COALESCENCE illustrates the synergy that is created when cultures coalesce at a place where a meaningful exchange of dialogue creates a new legacy of form. Inspired by Tien’s experience as a Vietnamese-American, this particular installment of The Im-ple-ment Archive (an evolving collaborative exploration of utensils and other pieces of equipment by Tien and Ellen Kleckner) utilizes a visual language of familiar materials and compositions in the guise of utilitarian objects to encourage an expansion of one’s worldview. Taking cues from existing artifacts in the museum's Kitchen, Tien drew from her memories of home to create im-ple-ments that parallel her contemporary Vietnamese-American narrative with the history represented by the Wylie House Museum.

MOLLY EVANS – Bishie

Bishie is a sound installation in the Girls' Room in which members of the contemporary queer community bring to life the teenage correspondence between future poet laureate Elizabeth Bishop and Louise Bradley, great-granddaughter of Rebecca and Theophilus Wylie. Bishop and Bradley met as teenagers at Camp Chequesset on Cape Cod in 1925 and continued to exchange letters for many years afterwards. These letters represent a slice of Bishop’s coming-of-age experience during a time when freedom of queer expression was not permitted, and her creative prose shows evidence of the restrained and coded love language indicative of the experience of LGBTQ+ identifying individuals of the time.
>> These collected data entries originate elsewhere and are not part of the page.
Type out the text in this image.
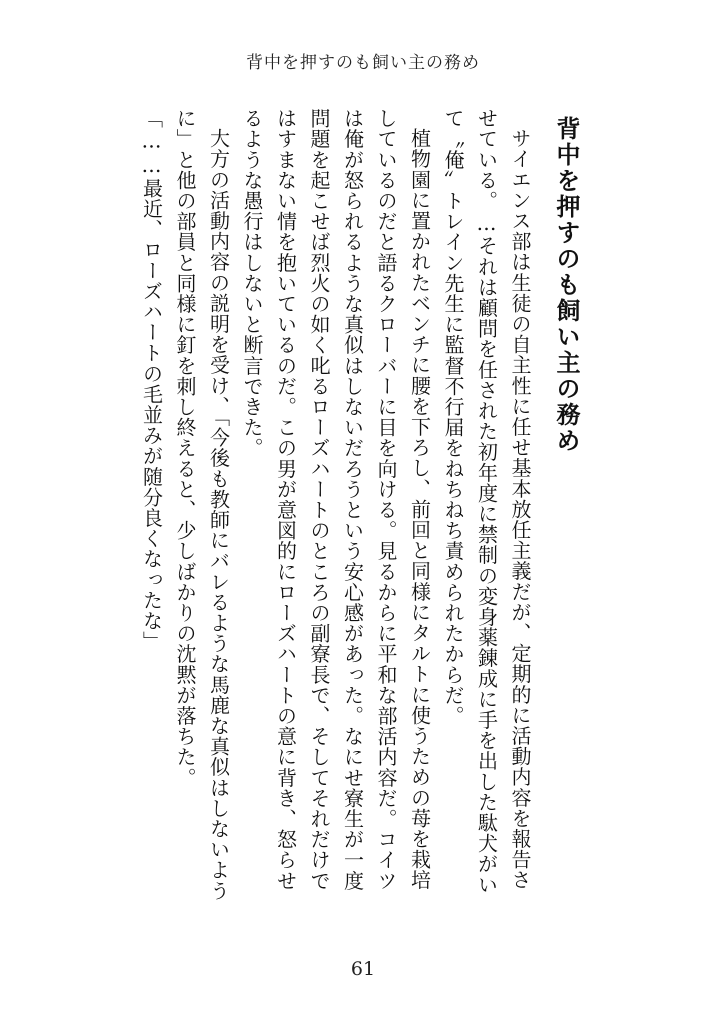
背中を押すのも飼い主の務め
背中を押すのも飼い主の務め

サイエンス部は生徒の自主性に任せ基本放任主義だが、定期的に活動内容を報告させている。…それは顧問を任された初年度に禁制の変身薬錬成に手を出した駄犬がいて〝俺〟トレイン先生に監督不行届をねちねち責められたからだ。

植物園に置かれたベンチに腰を下ろし、前回と同様にタルトに使うための苺を栽培しているのだと語るクローバーに目を向ける。見るからに平和な部活内容だ。コイツは俺が怒られるような真似はしないだろうという安心感があった。なにせ寮生が一度問題を起こせば烈火の如く叱るローズハートのところの副寮長で、そしてそれだけではすまない情を抱いているのだ。この男が意図的にローズハートの意に背き、怒らせるような愚行はしないと断言できた。

大方の活動内容の説明を受け、「今後も教師にバレるような馬鹿な真似はしないように」と他の部員と同様に釘を刺し終えると、少しばかりの沈黙が落ちた。

「……最近、ローズハートの毛並みが随分良くなったな」

61
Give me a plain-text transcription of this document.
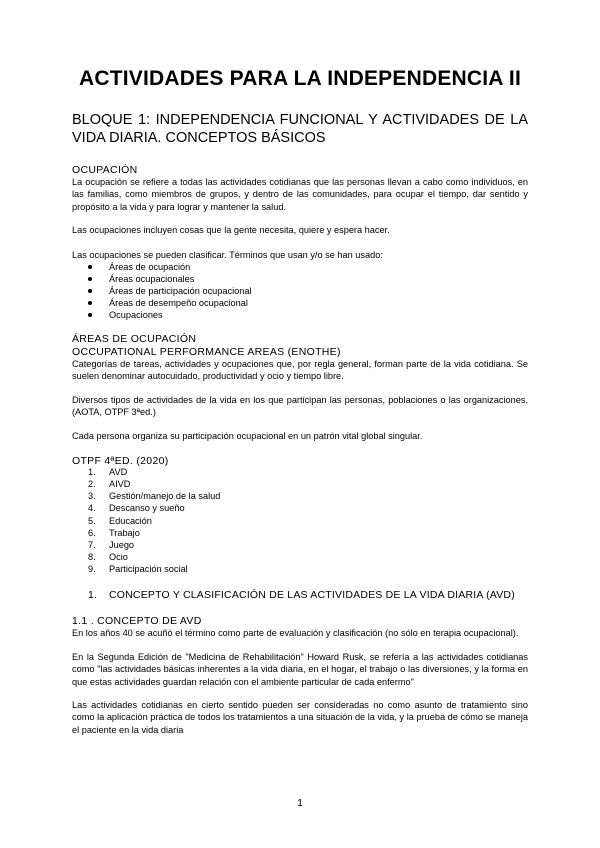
ACTIVIDADES PARA LA INDEPENDENCIA II
BLOQUE 1: INDEPENDENCIA FUNCIONAL Y ACTIVIDADES DE LA VIDA DIARIA. CONCEPTOS BÁSICOS
OCUPACIÓN
La ocupación se refiere a todas las actividades cotidianas que las personas llevan a cabo como individuos, en las familias, como miembros de grupos, y dentro de las comunidades, para ocupar el tiempo, dar sentido y propósito a la vida y para lograr y mantener la salud.
Las ocupaciones incluyen cosas que la gente necesita, quiere y espera hacer.
Las ocupaciones se pueden clasificar. Términos que usan y/o se han usado:
Áreas de ocupación
Áreas ocupacionales
Áreas de participación ocupacional
Áreas de desempeño ocupacional
Ocupaciones
ÁREAS DE OCUPACIÓN
OCCUPATIONAL PERFORMANCE AREAS (ENOTHE)
Categorías de tareas, actividades y ocupaciones que, por regla general, forman parte de la vida cotidiana. Se suelen denominar autocuidado, productividad y ocio y tiempo libre.
Diversos tipos de actividades de la vida en los que participan las personas, poblaciones o las organizaciones. (AOTA, OTPF 3ªed.)
Cada persona organiza su participación ocupacional en un patrón vital global singular.
OTPF 4ªED. (2020)
1. AVD
2. AIVD
3. Gestión/manejo de la salud
4. Descanso y sueño
5. Educación
6. Trabajo
7. Juego
8. Ocio
9. Participación social
1. CONCEPTO Y CLASIFICACIÓN DE LAS ACTIVIDADES DE LA VIDA DIARIA (AVD)
1.1 . CONCEPTO DE AVD
En los años 40 se acuñó el término como parte de evaluación y clasificación (no sólo en terapia ocupacional).
En la Segunda Edición de "Medicina de Rehabilitación" Howard Rusk, se refería a las actividades cotidianas como "las actividades básicas inherentes a la vida diaria, en el hogar, el trabajo o las diversiones, y la forma en que estas actividades guardan relación con el ambiente particular de cada enfermo"
Las actividades cotidianas en cierto sentido pueden ser consideradas no como asunto de tratamiento sino como la aplicación práctica de todos los tratamientos a una situación de la vida, y la prueba de cómo se maneja el paciente en la vida diaria
1
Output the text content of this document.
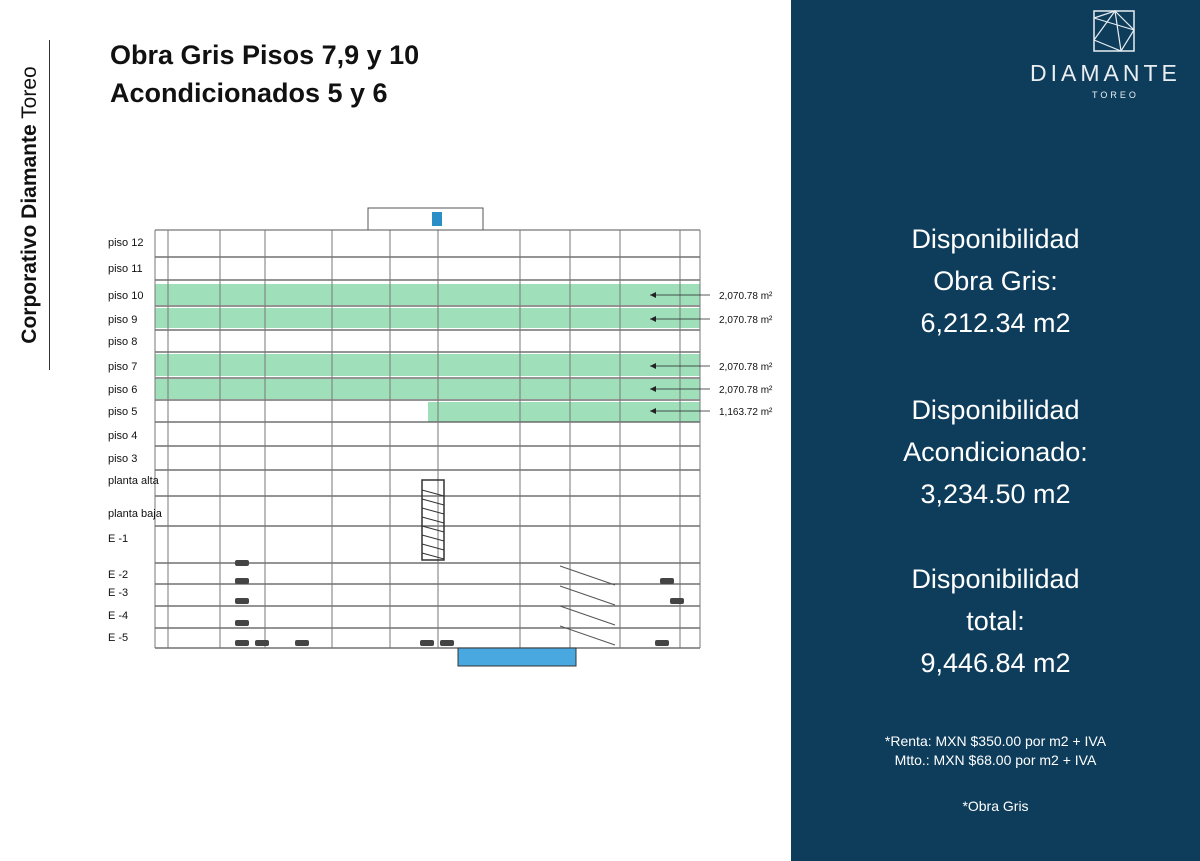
Corporativo Diamante Toreo
Obra Gris Pisos 7,9 y 10
Acondicionados 5 y 6
piso 12
piso 11
piso 10
piso 9
piso 8
piso 7
piso 6
piso 5
piso 4
piso 3
planta alta
planta baja
E -1
E -2
E -3
E -4
E -5
2,070.78 m²
2,070.78 m²
2,070.78 m²
2,070.78 m²
1,163.72 m²
DIAMANTE
TOREO
Disponibilidad
Obra Gris:
6,212.34 m2
Disponibilidad
Acondicionado:
3,234.50 m2
Disponibilidad
total:
9,446.84 m2
*Renta: MXN $350.00 por m2 + IVA
Mtto.: MXN $68.00 por m2 + IVA
*Obra Gris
NATHAN FOXTON – Fond Regards

Foxton’s painting of Elizabeth Bishop and Louise Bradley is a symbolic composite not only of their relationship, but also of historical analysis and imagination. Their correspondence adds depth to LGBTQ+ history by portraying their embodiment of the universal longing to enjoy a relationship, platonic or otherwise, that endures for decades. The painting’s setting is based on the Dining Room where the painting now hangs, portraying the museum not merely as a space for historical reenactment, but as a vessel for Bishop and Bradley's relationship, which lives on through their epistolary archive.

SARAH EDMANDS MARTIN – Where the Shadow Falls

Maggie Wylie Mellette, daughter of Theophilus and Rebecca Wylie, dreamed of studying art in New York or Philadelphia before the obligations of 19th-century marriage and motherhood diverted her path. Where the Shadow Falls is a stop motion-animation focusing on her forgotten creative practice, as well as her identity as both woman and artist. Projected on the wall above the archival collection of Wylie family silhouette portraits in the Women's Workroom, this installation creates a direct dialogue between moving shadows created today and the recorded shadows of the past.

SEAN STAROWITZ  Monumental Void, Pastoral Landscapes

Located on the Front Lawn, Monumental Void is statue-less plinth that represents historical collections’ inability to collect marginalized and forgotten stories. The monument is painted with a deep black which both absorbs and reflects light, alternately alluding to a void or a gateway, inviting us to embrace new frameworks for confronting shame, loss, and trauma within our public spaces and historical archives.  Inspired by the works of Cornelius Pering, Pastoral Landscapes merges Monroe County’s historical 19th-century pastoral landscape with its contemporary built environment. Located in the Boys’ Room, the watercolors reflect on the tension between architecture, colonialism, displacement, and identity within our shared historical and physical landscapes.